Bayesian Item Response Modeling


Download Bayesian Item Response Modeling PDF/ePub or read online books in Mobi eBooks. Click Download or Read Online button to get Bayesian Item Response Modeling book now. This website allows unlimited access to, at the time of writing, more than 1.5 million titles, including hundreds of thousands of titles in various foreign languages.

Download

Bayesian Item Response Modeling


Bayesian Item Response Modeling

Author: Jean-Paul Fox

language: en

Publisher: Springer Science & Business Media

Release Date: 2010-05-19


DOWNLOAD





The modeling of item response data is governed by item response theory, also referred to as modern test theory. The eld of inquiry of item response theory has become very large and shows the enormous progress that has been made. The mainstream literature is focused on frequentist statistical methods for - timating model parameters and evaluating model t. However, the Bayesian methodology has shown great potential, particularly for making further - provements in the statistical modeling process. The Bayesian approach has two important features that make it attractive for modeling item response data. First, it enables the possibility of incorpor- ing nondata information beyond the observed responses into the analysis. The Bayesian methodology is also very clear about how additional information can be used. Second, the Bayesian approach comes with powerful simulation-based estimation methods. These methods make it possible to handle all kinds of priors and data-generating models. One of my motives for writing this book is to give an introduction to the Bayesian methodology for modeling and analyzing item response data. A Bayesian counterpart is presented to the many popular item response theory books (e.g., Baker and Kim 2004; De Boeck and Wilson, 2004; Hambleton and Swaminathan, 1985; van der Linden and Hambleton, 1997) that are mainly or completely focused on frequentist methods.
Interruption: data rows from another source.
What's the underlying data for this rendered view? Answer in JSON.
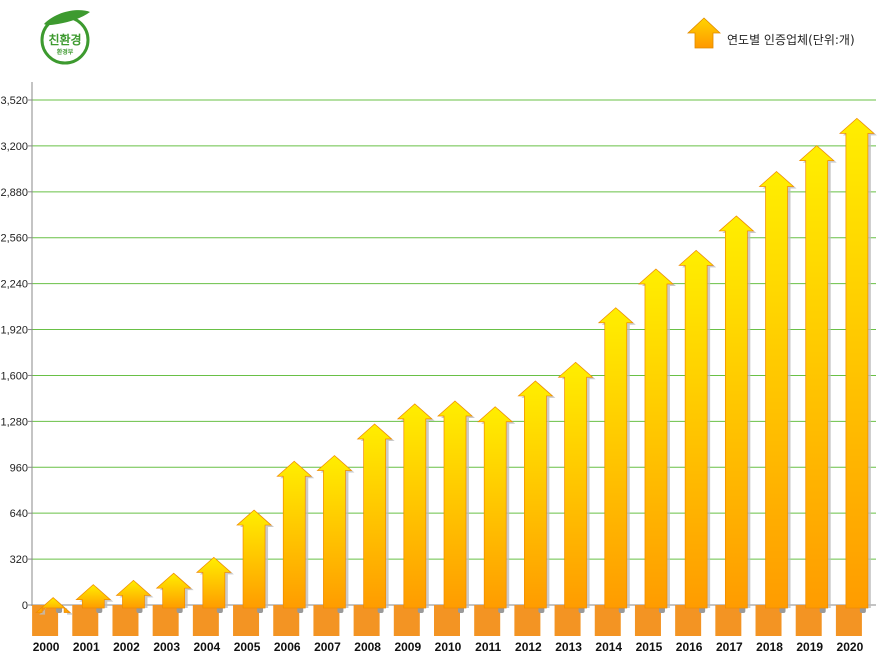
{
  "logo": {
    "main_text": "친환경",
    "sub_text": "환경부",
    "color": "#3d9a2f"
  },
  "legend": {
    "label": "연도별 인증업체(단위:개)"
  },
  "colors": {
    "arrow_top": "#ffee00",
    "arrow_bottom": "#ff9c00",
    "base_block": "#f39423",
    "grid": "#69c046",
    "axis": "#888888"
  },
  "chart_data": {
    "type": "bar",
    "title": "",
    "xlabel": "",
    "ylabel": "",
    "ylim": [
      0,
      3520
    ],
    "yticks": [
      "0",
      "320",
      "640",
      "960",
      "1,280",
      "1,600",
      "1,920",
      "2,240",
      "2,560",
      "2,880",
      "3,200",
      "3,520"
    ],
    "ytick_values": [
      0,
      320,
      640,
      960,
      1280,
      1600,
      1920,
      2240,
      2560,
      2880,
      3200,
      3520
    ],
    "grid": true,
    "legend_position": "top-right",
    "categories": [
      "2000",
      "2001",
      "2002",
      "2003",
      "2004",
      "2005",
      "2006",
      "2007",
      "2008",
      "2009",
      "2010",
      "2011",
      "2012",
      "2013",
      "2014",
      "2015",
      "2016",
      "2017",
      "2018",
      "2019",
      "2020"
    ],
    "series": [
      {
        "name": "연도별 인증업체(단위:개)",
        "values": [
          10,
          100,
          130,
          180,
          290,
          620,
          960,
          1000,
          1220,
          1360,
          1380,
          1340,
          1520,
          1650,
          2030,
          2300,
          2430,
          2670,
          2980,
          3160,
          3350
        ]
      }
    ]
  }
}
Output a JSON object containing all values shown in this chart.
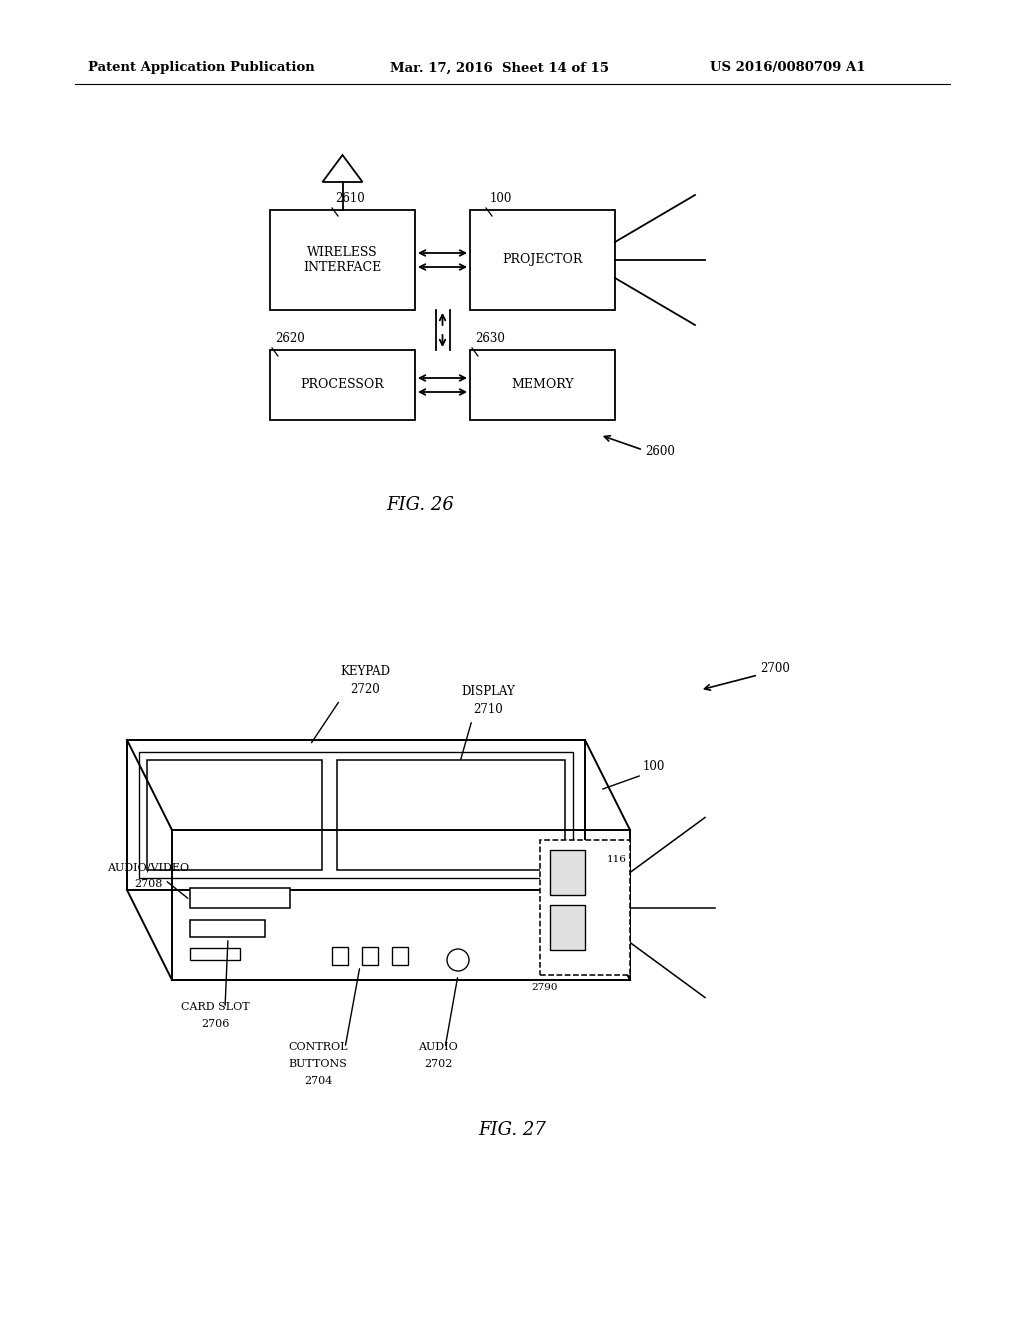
{
  "bg_color": "#ffffff",
  "header_left": "Patent Application Publication",
  "header_mid": "Mar. 17, 2016  Sheet 14 of 15",
  "header_right": "US 2016/0080709 A1"
}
The usefulness of the Bayesian methodology is illustrated by discussing and applying a range of Bayesian item response models.

Bayesian Psychometric Modeling


Bayesian Psychometric Modeling

Author: Roy Levy

language: en

Publisher: CRC Press

Release Date: 2017-07-28


DOWNLOAD





A Single Cohesive Framework of Tools and Procedures for Psychometrics and Assessment Bayesian Psychometric Modeling presents a unified Bayesian approach across traditionally separate families of psychometric models. It shows that Bayesian techniques, as alternatives to conventional approaches, offer distinct and profound advantages in achieving many goals of psychometrics. Adopting a Bayesian approach can aid in unifying seemingly disparate—and sometimes conflicting—ideas and activities in psychometrics. This book explains both how to perform psychometrics using Bayesian methods and why many of the activities in psychometrics align with Bayesian thinking. The first part of the book introduces foundational principles and statistical models, including conceptual issues, normal distribution models, Markov chain Monte Carlo estimation, and regression. Focusing more directly on psychometrics, the second part covers popular psychometric models, including classical test theory, factor analysis, item response theory, latent class analysis, and Bayesian networks. Throughout the book, procedures are illustrated using examples primarily from educational assessments. A supplementary website provides the datasets, WinBUGS code, R code, and Netica files used in the examples.
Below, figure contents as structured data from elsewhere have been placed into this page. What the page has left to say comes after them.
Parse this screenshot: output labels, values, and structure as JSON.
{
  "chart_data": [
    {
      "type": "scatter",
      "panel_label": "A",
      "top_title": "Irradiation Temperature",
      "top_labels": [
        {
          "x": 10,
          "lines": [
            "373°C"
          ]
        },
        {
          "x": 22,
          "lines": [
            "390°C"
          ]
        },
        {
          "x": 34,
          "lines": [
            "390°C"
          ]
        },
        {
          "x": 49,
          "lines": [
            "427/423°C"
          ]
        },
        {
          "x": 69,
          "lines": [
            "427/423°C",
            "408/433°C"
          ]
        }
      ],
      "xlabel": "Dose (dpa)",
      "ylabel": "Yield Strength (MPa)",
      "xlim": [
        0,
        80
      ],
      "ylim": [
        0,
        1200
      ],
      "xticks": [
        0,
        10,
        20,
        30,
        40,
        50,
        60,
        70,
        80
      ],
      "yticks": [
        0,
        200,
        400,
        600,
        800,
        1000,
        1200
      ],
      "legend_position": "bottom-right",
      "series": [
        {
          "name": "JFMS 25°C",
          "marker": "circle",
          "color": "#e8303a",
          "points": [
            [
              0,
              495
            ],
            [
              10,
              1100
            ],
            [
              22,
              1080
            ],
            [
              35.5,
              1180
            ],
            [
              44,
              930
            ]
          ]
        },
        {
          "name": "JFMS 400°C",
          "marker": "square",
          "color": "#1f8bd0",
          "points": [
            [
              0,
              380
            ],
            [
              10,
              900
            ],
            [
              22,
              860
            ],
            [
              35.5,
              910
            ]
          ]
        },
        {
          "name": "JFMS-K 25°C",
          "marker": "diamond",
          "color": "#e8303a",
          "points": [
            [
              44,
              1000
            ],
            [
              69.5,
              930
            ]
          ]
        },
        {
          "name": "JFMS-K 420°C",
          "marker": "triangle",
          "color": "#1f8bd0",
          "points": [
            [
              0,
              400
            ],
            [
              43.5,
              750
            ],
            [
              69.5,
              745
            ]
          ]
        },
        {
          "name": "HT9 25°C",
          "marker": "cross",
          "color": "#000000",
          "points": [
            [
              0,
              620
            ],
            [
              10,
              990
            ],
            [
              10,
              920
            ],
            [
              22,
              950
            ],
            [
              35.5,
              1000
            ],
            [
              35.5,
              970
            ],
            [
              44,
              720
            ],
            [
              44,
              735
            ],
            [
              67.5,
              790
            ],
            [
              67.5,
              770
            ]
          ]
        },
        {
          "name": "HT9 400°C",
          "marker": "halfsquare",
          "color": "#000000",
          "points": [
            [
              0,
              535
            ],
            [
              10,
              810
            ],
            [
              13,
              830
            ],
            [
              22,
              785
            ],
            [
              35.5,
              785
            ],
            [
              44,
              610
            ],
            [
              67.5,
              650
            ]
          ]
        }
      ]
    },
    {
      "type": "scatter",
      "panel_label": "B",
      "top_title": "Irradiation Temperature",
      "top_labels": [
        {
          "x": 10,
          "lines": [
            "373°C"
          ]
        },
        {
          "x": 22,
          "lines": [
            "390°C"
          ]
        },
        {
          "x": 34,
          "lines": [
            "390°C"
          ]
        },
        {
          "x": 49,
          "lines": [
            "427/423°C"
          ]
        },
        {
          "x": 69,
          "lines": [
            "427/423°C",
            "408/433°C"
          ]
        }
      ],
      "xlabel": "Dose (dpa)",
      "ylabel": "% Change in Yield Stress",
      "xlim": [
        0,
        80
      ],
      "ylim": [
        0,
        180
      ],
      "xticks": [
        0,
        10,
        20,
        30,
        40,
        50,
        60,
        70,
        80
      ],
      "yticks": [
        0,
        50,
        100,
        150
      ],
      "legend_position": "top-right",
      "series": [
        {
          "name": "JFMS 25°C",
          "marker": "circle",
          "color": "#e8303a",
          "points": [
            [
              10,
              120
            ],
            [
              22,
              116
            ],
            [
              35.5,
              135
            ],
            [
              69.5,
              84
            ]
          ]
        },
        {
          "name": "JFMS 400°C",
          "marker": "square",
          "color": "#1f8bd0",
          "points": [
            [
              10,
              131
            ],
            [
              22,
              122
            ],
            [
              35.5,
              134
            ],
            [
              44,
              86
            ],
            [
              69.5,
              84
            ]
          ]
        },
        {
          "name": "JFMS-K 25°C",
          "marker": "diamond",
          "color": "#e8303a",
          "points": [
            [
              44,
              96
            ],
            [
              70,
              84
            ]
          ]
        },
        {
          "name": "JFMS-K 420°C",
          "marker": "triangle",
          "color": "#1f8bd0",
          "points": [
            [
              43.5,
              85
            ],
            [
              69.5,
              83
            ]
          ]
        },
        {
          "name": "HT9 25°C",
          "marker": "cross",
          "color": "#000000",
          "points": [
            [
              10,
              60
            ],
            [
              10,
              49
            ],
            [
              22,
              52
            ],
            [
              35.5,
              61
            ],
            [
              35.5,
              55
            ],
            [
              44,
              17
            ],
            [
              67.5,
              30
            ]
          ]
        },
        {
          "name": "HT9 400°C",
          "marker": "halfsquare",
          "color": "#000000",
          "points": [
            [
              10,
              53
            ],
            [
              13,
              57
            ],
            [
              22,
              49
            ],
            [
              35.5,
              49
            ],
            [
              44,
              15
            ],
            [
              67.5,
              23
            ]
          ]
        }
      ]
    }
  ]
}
Multidimensional Item Response Theory


Multidimensional Item Response Theory

Author: M.D. Reckase

language: en

Publisher: Springer Science & Business Media

Release Date: 2009-07-07


DOWNLOAD





Multidimensional Item Response Theory is the first book to give thorough coverage to this emerging area of psychometrics. The book describes the commonly used multidimensional item response theory (MIRT) models and the important methods needed for their practical application. These methods include ways to determine the number of dimensions required to adequately model data, procedures for estimating model parameters, ways to define the space for a MIRT model, and procedures for transforming calibrations from different samples to put them in the same space. A full chapter is devoted to methods for multidimensional computerized adaptive testing. The text is appropriate for an advanced course in psychometric theory or as a reference work for those interested in applying MIRT methodology. A working knowledge of unidimensional item response theory and matrix algebra is assumed. Knowledge of factor analysis is also helpful.